The auto industry is a key assembly sector where productivity is defined by the number and working methods of the force on the factory lines. Stability in labor-management relationship and flexibility in workplace, therefore, is important in the auto sector that takes three to four years to come up with a new model and to respond quickly to market needs.

The key carmakers of the United States, Germany, Japan, France, Italy and Spain have developed a cooperative and mutually beneficial employer-employee relationship to stay competitive in the fierce global market over the last three decades. But the Korean union maintained a hostile, contentious and selfish position in its relationship with the management. It has fought to gain an annual rise of 3 percent to 5 percent in wages every year through strikes and has the most generous welfare benefits. Yet, it vehemently resists any flexibility and changes in the wage system that can weaken its vested interests. Korean automobile factories now have become most costly to sustain with low productivity.

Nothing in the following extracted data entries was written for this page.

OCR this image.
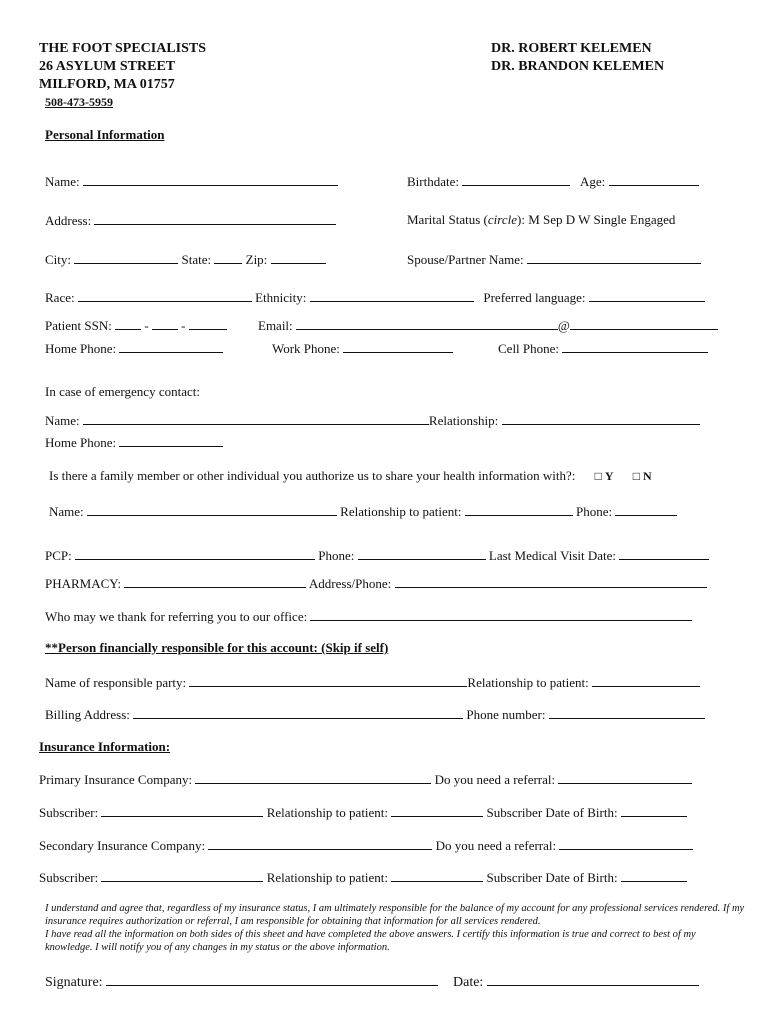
THE FOOT SPECIALISTS
26 ASYLUM STREET
MILFORD, MA 01757
508-473-5959
DR. ROBERT KELEMEN
DR. BRANDON KELEMEN
Personal Information
Name:	Birthdate:	Age:
Address:	Marital Status (circle): M Sep D W Single Engaged
City:	State:	Zip:	Spouse/Partner Name:
Race:	Ethnicity:	Preferred language:
Patient SSN:  -  -	Email:	@
Home Phone:	Work Phone:	Cell Phone:
In case of emergency contact:
Name:	Relationship:
Home Phone:
Is there a family member or other individual you authorize us to share your health information with?: □ Y □ N
Name:	Relationship to patient:	Phone:
PCP:	Phone:	Last Medical Visit Date:
PHARMACY:	Address/Phone:
Who may we thank for referring you to our office:
**Person financially responsible for this account: (Skip if self)
Name of responsible party:	Relationship to patient:
Billing Address:	Phone number:
Insurance Information:
Primary Insurance Company:	Do you need a referral:
Subscriber:	Relationship to patient:	Subscriber Date of Birth:
Secondary Insurance Company:	Do you need a referral:
Subscriber:	Relationship to patient:	Subscriber Date of Birth:
I understand and agree that, regardless of my insurance status, I am ultimately responsible for the balance of my account for any professional services rendered. If my insurance requires authorization or referral, I am responsible for obtaining that information for all services rendered.
I have read all the information on both sides of this sheet and have completed the above answers. I certify this information is true and correct to best of my knowledge. I will notify you of any changes in my status or the above information.
Signature:	Date:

Foreign competition is strengthening with management guaranteeing jobs while the union yields in wages to keep up output and quality. Output from Korean factories has become smaller. Local carmakers are choosing to go overseas to roll out models and expand production, reducing jobs here and hurting local economies. Because rising salaries of workers on the finished car production lines, the gap with their counterparts in parts assembly lines on the second and third supply line is widening to translate into weakening profitability of the parts sector and shift of workforce to other fields.

Korea was the only industrial site that carried out a lengthy labor union strike this year when the global auto market struggled on depressed demand. It is also the only country where walkouts are justified and a replacement workforce during strikes is illegal.

Few other countries impose strict restrictions on agency and contract workers. Korea will not be competitive as long as the labor-management relationship does not shake out of its aged 30-year-old model.

Both labor and management must seek out a cooperative relationship that can ensure both competitiveness and jobs. Instead of fighting for selfish interests, the union must adapt to the changes and help make jobs for the young and regional economies stronger. The revival of Korean Inc. hinges on the union’s change. Otherwise Korea’s automobile sector will end up like Australia where carmakers all packed up due to strong unions and the local shipbuilding site weeping for the lost glory days.

Translation by the Korea JoongAng Daily staff.

JoongAng Ilbo, Nov. 7, Page B8


*The author is the president of the Korea Automobile Manufacturers Association.